Want to Be a Top Achiever? Stop Setting Goals!

By Douglas Vermeeren

When most people make a goal, they state something they want to do or achieve, set a completion date, create some checkpoints for the goal, and then cross items off their list as they get done. Unfortunately, such an approach rarely leads to long-term success.

Why? Because the traditional goal-setting formula most people follow was developed in the early 1900s in manufacturing to enable company executives to monitor the number of units coming out of a factory by a certain date. It’s a great measuring stick if you’re manufacturing products, but if you’re trying to improve yourself or achieve something non-tangible, it’s a woefully ineffective and out-of-date process.
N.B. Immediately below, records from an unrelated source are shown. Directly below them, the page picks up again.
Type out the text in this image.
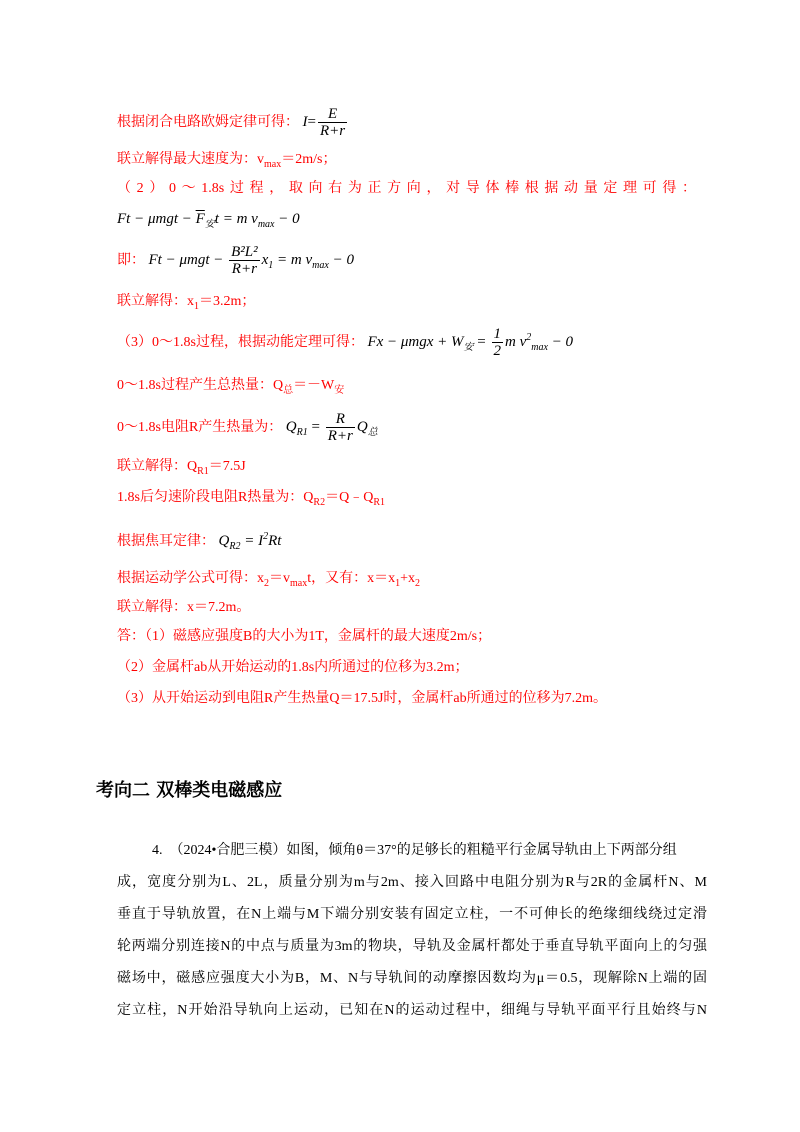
根据闭合电路欧姆定律可得： $I= \frac{E}{R+r}$
联立解得最大速度为：$v_{max}=2m/s$；
（2）0～1.8s过程，取向右为正方向，对导体棒根据动量定理可得：
$Ft - \mu mgt - \overline{F}_安t = m$ $v_{max} - 0$
即： $Ft - \mu mgt - \frac{\text{B²L²}}{R+r} x_1 = m$ $v_{max} - 0$
联立解得：$x_1=3.2m$；
（3）0～1.8s过程，根据动能定理可得： $Fx - \mu mgx + W_安 = \frac{1}{2}$ m $v^2_{max} - 0$
0～1.8s过程产生总热量：$Q_总=-W_安$
0～1.8s电阻R产生热量为： $Q_{R1} = \frac{R}{R+r} Q_总$
联立解得：$Q_{R1}=7.5J$
1.8s后匀速阶段电阻R热量为：$Q_{R2}=Q﹣Q_{R1}$
根据焦耳定律： $Q_{R2} = I^2Rt$
根据运动学公式可得：$x_2=v_{max}t$，又有：$x=x_1+x_2$
联立解得：x＝7.2m。
答：（1）磁感应强度B的大小为1T，金属杆的最大速度2m/s；
（2）金属杆ab从开始运动的1.8s内所通过的位移为3.2m；
（3）从开始运动到电阻R产生热量Q＝17.5J时，金属杆ab所通过的位移为7.2m。
考向二 双棒类电磁感应
4.　（2024•合肥三模）如图，倾角θ＝37°的足够长的粗糙平行金属导轨由上下两部分组
成，宽度分别为L、2L，质量分别为m与2m、接入回路中电阻分别为R与2R的金属杆N、M
垂直于导轨放置，在N上端与M下端分别安装有固定立柱，一不可伸长的绝缘细线绕过定滑
轮两端分别连接N的中点与质量为3m的物块，导轨及金属杆都处于垂直导轨平面向上的匀强
磁场中，磁感应强度大小为B，M、N与导轨间的动摩擦因数均为μ＝0.5，现解除N上端的固
定立柱，N开始沿导轨向上运动，已知在N的运动过程中，细绳与导轨平面平行且始终与N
For example, if your goal is to have a better relationship with your spouse, the traditional goal-setting formula simply won’t work. Can you realistically set a completion date for the “better relationship” to occur? Can you define specific action steps that will enable you to create a better relationship with your spouse? Sure, you can decide to do things such as a weekly date night or spend an hour each day talking with your spouse, but are those items you can cross off a list once you do them, never to think of them again? Probably not. That’s why the current goal-setting formula that people use is incomplete.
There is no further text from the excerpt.